Class BytesRefSwissHash

java.lang.Object
org.elasticsearch.swisshash.SwissHash
org.elasticsearch.swisshash.BytesRefSwissHash
All Implemented Interfaces:
Closeable, AutoCloseable, org.apache.lucene.util.Accountable, BytesRefHashTable, org.elasticsearch.core.Releasable

public final class BytesRefSwissHash extends SwissHash implements org.apache.lucene.util.Accountable, BytesRefHashTable
Assigns int ids to BytesRefs, vending the ids in order they are added.

At it's core there are two hash table implementations, a "small core" and a "big core". The "small core" is a simple open addressed hash table with a fixed 60% load factor and a table of 2048. It quite quick because it has a fixed size and never grows.

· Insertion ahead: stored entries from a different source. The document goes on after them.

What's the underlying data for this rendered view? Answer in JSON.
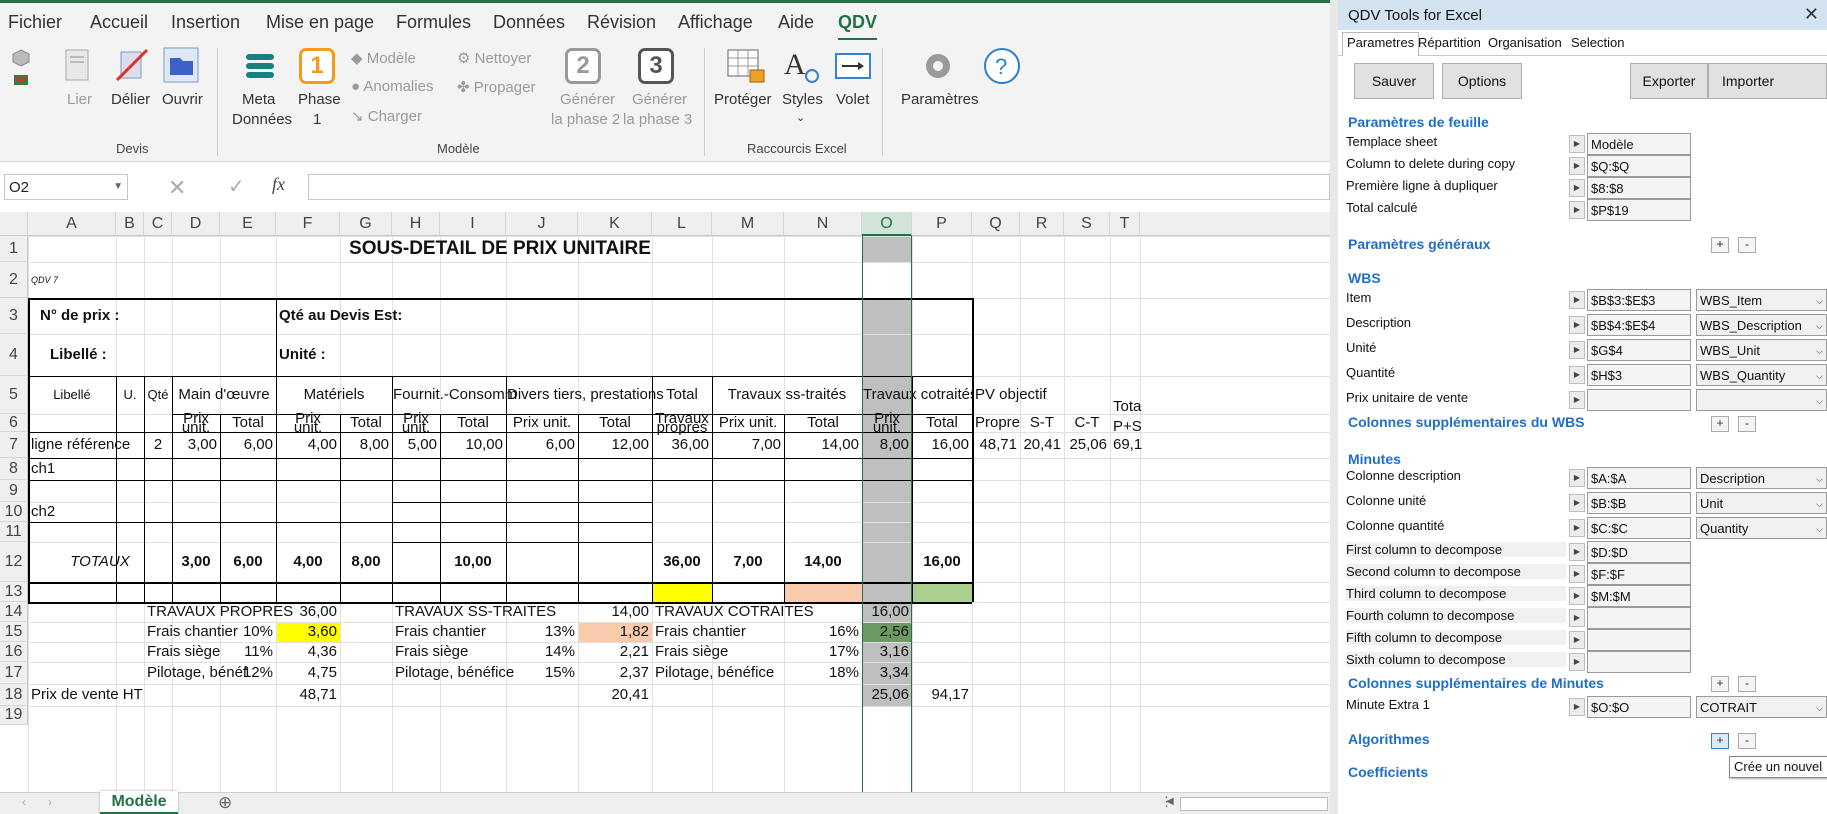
{
  "ribbon": {
    "tabs": [
      "Fichier",
      "Accueil",
      "Insertion",
      "Mise en page",
      "Formules",
      "Données",
      "Révision",
      "Affichage",
      "Aide",
      "QDV"
    ],
    "active_tab": "QDV",
    "groups": {
      "devis": "Devis",
      "modele": "Modèle",
      "raccourcis": "Raccourcis Excel"
    },
    "buttons": {
      "lier": "Lier",
      "delier": "Délier",
      "ouvrir": "Ouvrir",
      "meta1": "Meta",
      "meta2": "Données",
      "phase_l1": "Phase",
      "phase_l2": "1",
      "phase_num": "1",
      "modele": "Modèle",
      "anomalies": "Anomalies",
      "charger": "Charger",
      "nettoyer": "Nettoyer",
      "propager": "Propager",
      "gen2_num": "2",
      "gen2_l1": "Générer",
      "gen2_l2": "la phase 2",
      "gen3_num": "3",
      "gen3_l1": "Générer",
      "gen3_l2": "la phase 3",
      "proteger": "Protéger",
      "styles": "Styles",
      "volet": "Volet",
      "parametres": "Paramètres"
    }
  },
  "formula_bar": {
    "name_box": "O2",
    "formula": ""
  },
  "columns": [
    "A",
    "B",
    "C",
    "D",
    "E",
    "F",
    "G",
    "H",
    "I",
    "J",
    "K",
    "L",
    "M",
    "N",
    "O",
    "P",
    "Q",
    "R",
    "S",
    "T"
  ],
  "selected_column": "O",
  "rows": [
    "1",
    "2",
    "3",
    "4",
    "5",
    "6",
    "7",
    "8",
    "9",
    "10",
    "11",
    "12",
    "13",
    "14",
    "15",
    "16",
    "17",
    "18",
    "19"
  ],
  "sheet": {
    "title": "SOUS-DETAIL DE PRIX UNITAIRE",
    "qdv_tag": "QDV 7",
    "no_prix": "N° de prix :",
    "qte_devis": "Qté au Devis Est:",
    "libelle": "Libellé :",
    "unite_hdr": "Unité :",
    "h_main": "Main d'œuvre",
    "h_materiels": "Matériels",
    "h_fournit": "Fournit.-Consomm",
    "h_divers": "Divers tiers, prestations",
    "h_total_tp_1": "Total",
    "h_total_tp_2": "Travaux",
    "h_total_tp_3": "propres",
    "h_travaux_sst": "Travaux ss-traités",
    "h_travaux_cot": "Travaux cotraités",
    "h_pv": "PV objectif",
    "h_libelle": "Libellé",
    "h_u": "U.",
    "h_qte": "Qté",
    "h_prix": "Prix",
    "h_unit": "unit.",
    "h_total": "Total",
    "h_prix_unit": "Prix unit.",
    "h_propre": "Propre",
    "h_st": "S-T",
    "h_ct": "C-T",
    "h_tota": "Tota",
    "h_ps": "P+S",
    "r8": {
      "label": "ligne référence",
      "qte": "2",
      "d": "3,00",
      "e": "6,00",
      "f": "4,00",
      "g": "8,00",
      "h": "5,00",
      "i": "10,00",
      "j": "6,00",
      "k": "12,00",
      "l": "36,00",
      "m": "7,00",
      "n": "14,00",
      "o": "8,00",
      "p": "16,00",
      "q": "48,71",
      "r": "20,41",
      "s": "25,06",
      "t": "69,1"
    },
    "r9": "ch1",
    "r11": "ch2",
    "r13": {
      "label": "TOTAUX",
      "d": "3,00",
      "e": "6,00",
      "f": "4,00",
      "g": "8,00",
      "i": "10,00",
      "l": "36,00",
      "m": "7,00",
      "n": "14,00",
      "p": "16,00"
    },
    "recap": {
      "tp": "TRAVAUX PROPRES",
      "tp_val": "36,00",
      "sst": "TRAVAUX SS-TRAITES",
      "sst_val": "14,00",
      "cot": "TRAVAUX COTRAITES",
      "cot_val": "16,00",
      "fc": "Frais chantier",
      "fs": "Frais siège",
      "pb": "Pilotage, bénéf",
      "pb2": "Pilotage, bénéfice",
      "tp_fc_pct": "10%",
      "tp_fc": "3,60",
      "tp_fs_pct": "11%",
      "tp_fs": "4,36",
      "tp_pb_pct": "12%",
      "tp_pb": "4,75",
      "sst_fc_pct": "13%",
      "sst_fc": "1,82",
      "sst_fs_pct": "14%",
      "sst_fs": "2,21",
      "sst_pb_pct": "15%",
      "sst_pb": "2,37",
      "cot_fc_pct": "16%",
      "cot_fc": "2,56",
      "cot_fs_pct": "17%",
      "cot_fs": "3,16",
      "cot_pb_pct": "18%",
      "cot_pb": "3,34",
      "pv_ht": "Prix de vente HT",
      "pv_tp": "48,71",
      "pv_sst": "20,41",
      "pv_cot": "25,06",
      "pv_total": "94,17"
    },
    "tab_name": "Modèle"
  },
  "panel": {
    "title": "QDV Tools for Excel",
    "tabs": [
      "Parametres",
      "Répartition",
      "Organisation",
      "Selection"
    ],
    "buttons": {
      "sauver": "Sauver",
      "options": "Options",
      "exporter": "Exporter",
      "importer": "Importer"
    },
    "sections": {
      "feuille": "Paramètres de feuille",
      "generaux": "Paramètres généraux",
      "wbs": "WBS",
      "wbs_extra": "Colonnes supplémentaires du WBS",
      "minutes": "Minutes",
      "minutes_extra": "Colonnes supplémentaires de Minutes",
      "algos": "Algorithmes",
      "coefs": "Coefficients"
    },
    "feuille": [
      {
        "label": "Templace sheet",
        "value": "Modèle"
      },
      {
        "label": "Column to delete during copy",
        "value": "$Q:$Q"
      },
      {
        "label": "Première ligne à dupliquer",
        "value": "$8:$8"
      },
      {
        "label": "Total calculé",
        "value": "$P$19"
      }
    ],
    "wbs": [
      {
        "label": "Item",
        "value": "$B$3:$E$3",
        "combo": "WBS_Item"
      },
      {
        "label": "Description",
        "value": "$B$4:$E$4",
        "combo": "WBS_Description"
      },
      {
        "label": "Unité",
        "value": "$G$4",
        "combo": "WBS_Unit"
      },
      {
        "label": "Quantité",
        "value": "$H$3",
        "combo": "WBS_Quantity"
      },
      {
        "label": "Prix unitaire de vente",
        "value": "",
        "combo": ""
      }
    ],
    "minutes": [
      {
        "label": "Colonne description",
        "value": "$A:$A",
        "combo": "Description"
      },
      {
        "label": "Colonne unité",
        "value": "$B:$B",
        "combo": "Unit"
      },
      {
        "label": "Colonne quantité",
        "value": "$C:$C",
        "combo": "Quantity"
      },
      {
        "label": "First column to decompose",
        "value": "$D:$D"
      },
      {
        "label": "Second column to decompose",
        "value": "$F:$F"
      },
      {
        "label": "Third column to decompose",
        "value": "$M:$M"
      },
      {
        "label": "Fourth column to decompose",
        "value": ""
      },
      {
        "label": "Fifth column to decompose",
        "value": ""
      },
      {
        "label": "Sixth column to decompose",
        "value": ""
      }
    ],
    "minute_extra": {
      "label": "Minute Extra 1",
      "value": "$O:$O",
      "combo": "COTRAIT"
    },
    "plus": "+",
    "minus": "-",
    "tooltip": "Crée un nouvel"
  },
  "colors": {
    "excel_green": "#217346",
    "yellow": "#ffff00",
    "salmon": "#f8cbad",
    "green_fill": "#a9d08e",
    "orange": "#f4b183",
    "gray_sel": "#bfbfbf",
    "panel_blue": "#1f6fc8"
  }
}
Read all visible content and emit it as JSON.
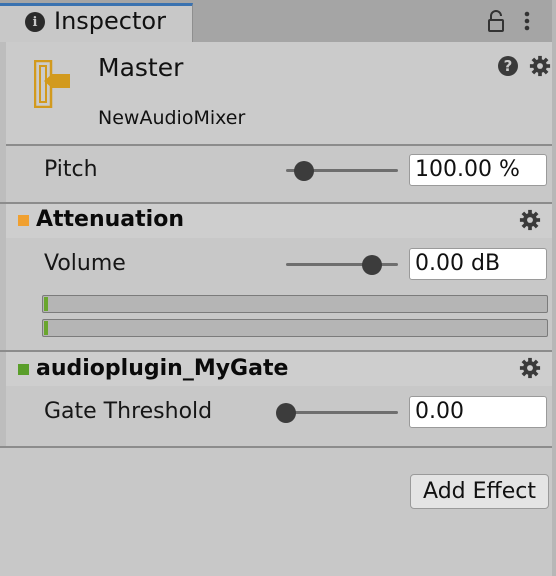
{
  "tab": {
    "label": "Inspector"
  },
  "header": {
    "title": "Master",
    "subtitle": "NewAudioMixer"
  },
  "pitch": {
    "label": "Pitch",
    "value": "100.00 %",
    "slider_level": 0.16
  },
  "attenuation": {
    "title": "Attenuation",
    "color": "#f0a030",
    "volume": {
      "label": "Volume",
      "value": "0.00 dB",
      "slider_level": 0.77
    },
    "meters": [
      {
        "level": 0.01
      },
      {
        "level": 0.01
      }
    ]
  },
  "plugin": {
    "title": "audioplugin_MyGate",
    "color": "#5a9e2a",
    "gate": {
      "label": "Gate Threshold",
      "value": "0.00",
      "slider_level": 0.0
    }
  },
  "add_effect": {
    "label": "Add Effect"
  },
  "icons": {
    "tab": "info-icon",
    "lock": "lock-icon",
    "menu": "kebab-menu-icon",
    "mixer": "audio-mixer-icon",
    "help": "help-icon",
    "settings": "gear-icon"
  }
}
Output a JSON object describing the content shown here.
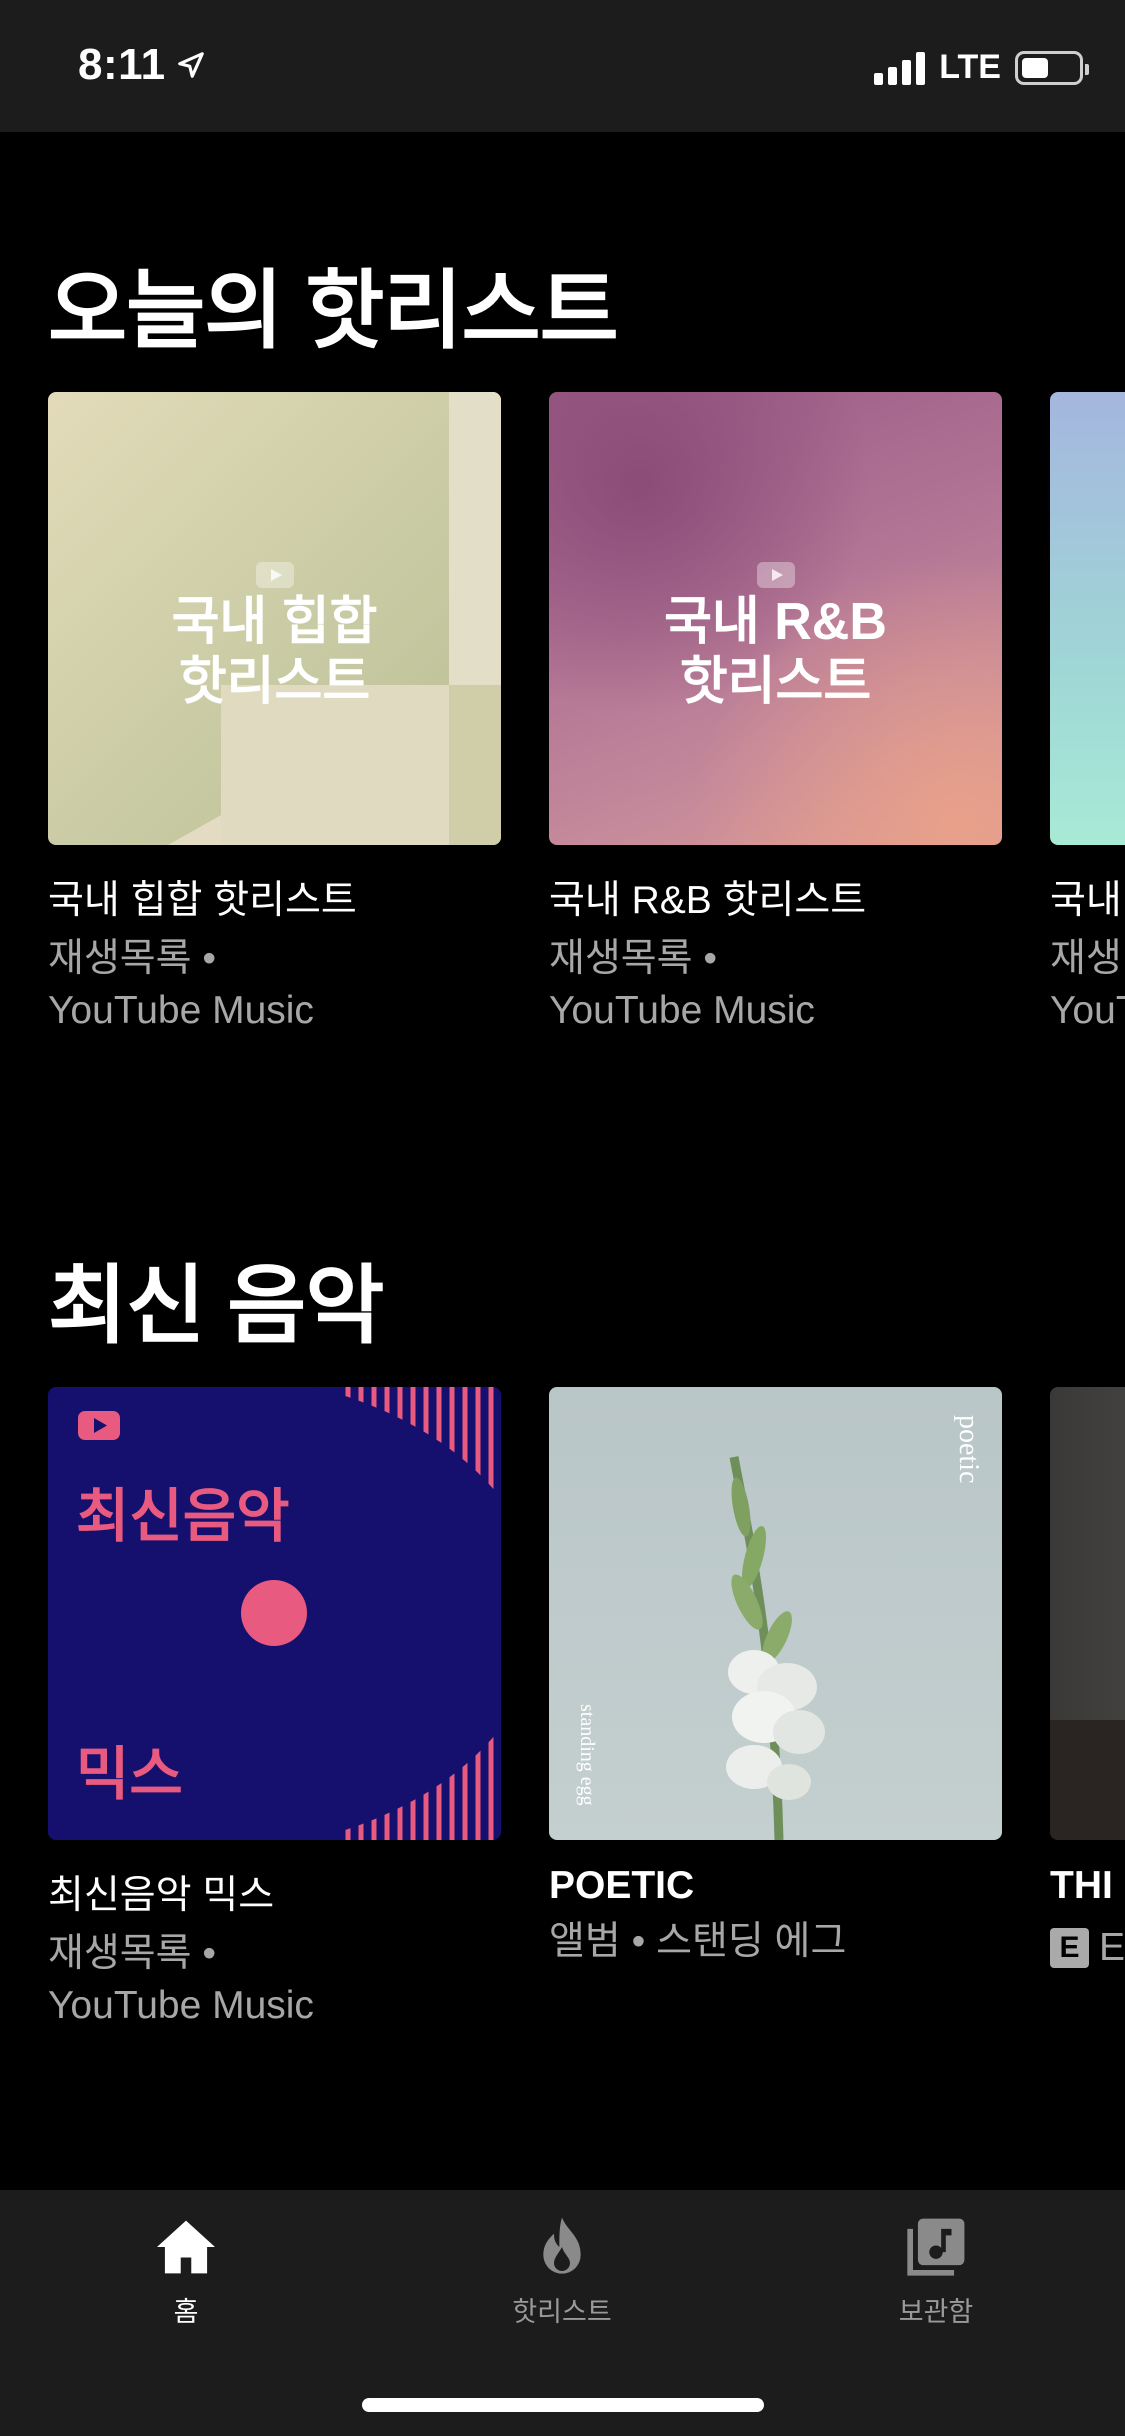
{
  "status": {
    "time": "8:11",
    "network": "LTE"
  },
  "sections": [
    {
      "title": "오늘의 핫리스트",
      "cards": [
        {
          "title": "국내 힙합 핫리스트",
          "subtitle_line1": "재생목록 •",
          "subtitle_line2": "YouTube Music",
          "thumb_text_line1": "국내 힙합",
          "thumb_text_line2": "핫리스트"
        },
        {
          "title": "국내 R&B 핫리스트",
          "subtitle_line1": "재생목록 •",
          "subtitle_line2": "YouTube Music",
          "thumb_text_line1": "국내 R&B",
          "thumb_text_line2": "핫리스트"
        },
        {
          "title": "국내",
          "subtitle_line1": "재생",
          "subtitle_line2": "YouT"
        }
      ]
    },
    {
      "title": "최신 음악",
      "cards": [
        {
          "title": "최신음악 믹스",
          "subtitle_line1": "재생목록 •",
          "subtitle_line2": "YouTube Music",
          "thumb_text_top": "최신음악",
          "thumb_text_bottom": "믹스"
        },
        {
          "title": "POETIC",
          "subtitle_line1": "앨범 • 스탠딩 에그",
          "thumb_text_right": "poetic",
          "thumb_text_left": "standing egg"
        },
        {
          "title": "THI",
          "explicit": "E",
          "subtitle_line1": "E"
        }
      ]
    }
  ],
  "tabs": [
    {
      "label": "홈",
      "icon": "home-icon",
      "active": true
    },
    {
      "label": "핫리스트",
      "icon": "flame-icon",
      "active": false
    },
    {
      "label": "보관함",
      "icon": "library-icon",
      "active": false
    }
  ],
  "colors": {
    "background": "#000000",
    "bar": "#1c1c1c",
    "secondary_text": "#a7a7a7",
    "mix_navy": "#15106e",
    "mix_pink": "#e85a7f"
  }
}
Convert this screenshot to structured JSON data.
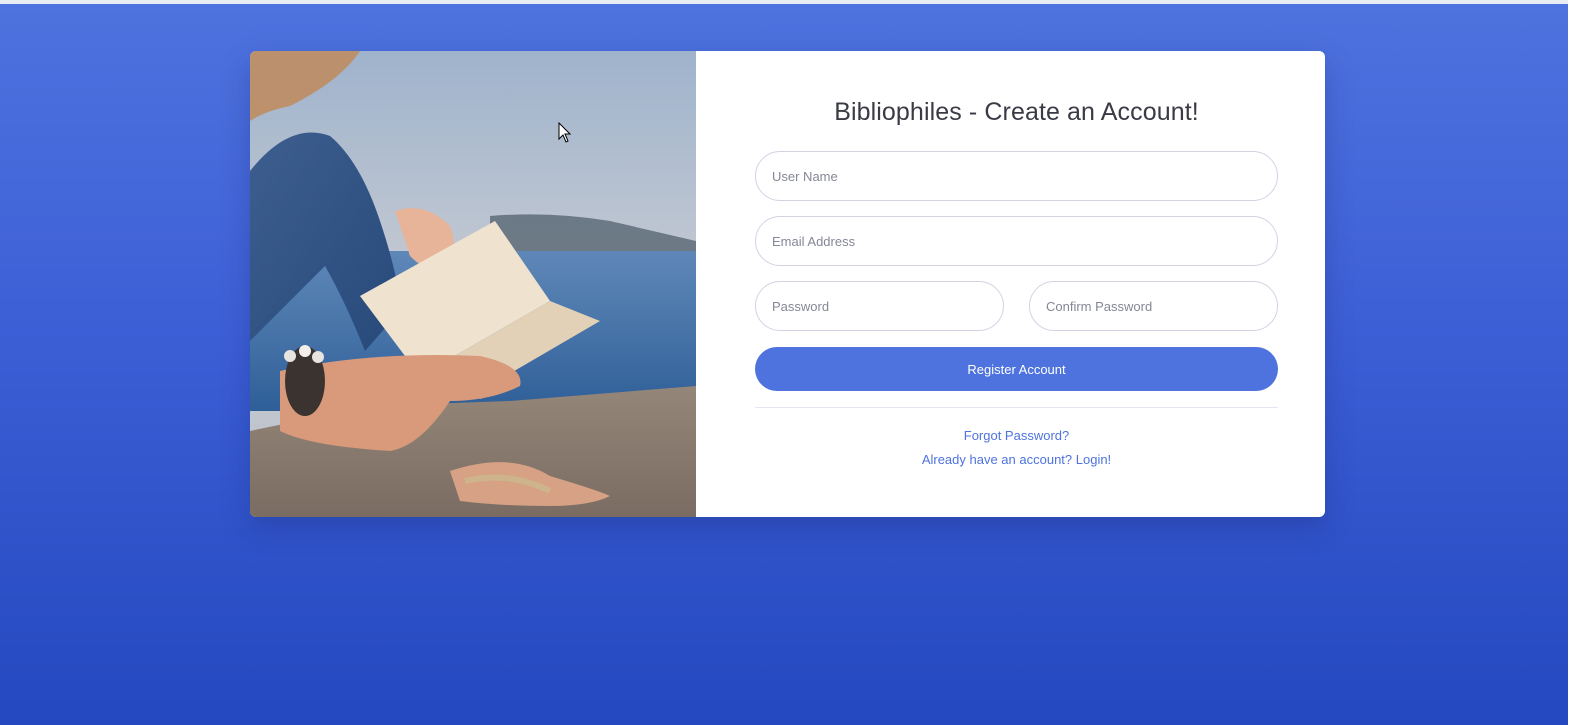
{
  "register": {
    "title": "Bibliophiles - Create an Account!",
    "username_placeholder": "User Name",
    "email_placeholder": "Email Address",
    "password_placeholder": "Password",
    "confirm_placeholder": "Confirm Password",
    "submit_label": "Register Account",
    "forgot_link": "Forgot Password?",
    "login_link": "Already have an account? Login!"
  },
  "image": {
    "subject": "person-reading-book-by-water"
  },
  "colors": {
    "background": "#4e73df",
    "accent": "#4e73df",
    "card": "#ffffff",
    "title_text": "#3a3b45",
    "input_border": "#d1d3e2"
  }
}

When the "small core" has more entries than it's load factor the "small core" is replaced with a "big core". The "big core" functions quite similarly to a Swisstable, Google's fancy SIMD hash table. In this table there's a contiguous array of "control" bytes that are either 0b1111_1111 for empty entries or 0b0aaa_aaaa for populated entries, where aaa_aaaa are the top 7 bytes of the hash. To find an entry by key you hash it, grab the top 7 bytes or it, and perform a SIMD read of the control array starting at the expected slot. We use the widest SIMD instruction the CPU supports, meaning 64 or 32 bytes. If any of those match we check the actual key. So instead of scanning one slot at a time "small core", we effectively scan a whole bunch at once. This allows us to run a much higher load factor (87.5%) without any performance penalty so the extra byte feels super worth it.

When a "big core" fills it's table to the fill factor, we build a new "big core" nd read all values in the old "big core" into the new one.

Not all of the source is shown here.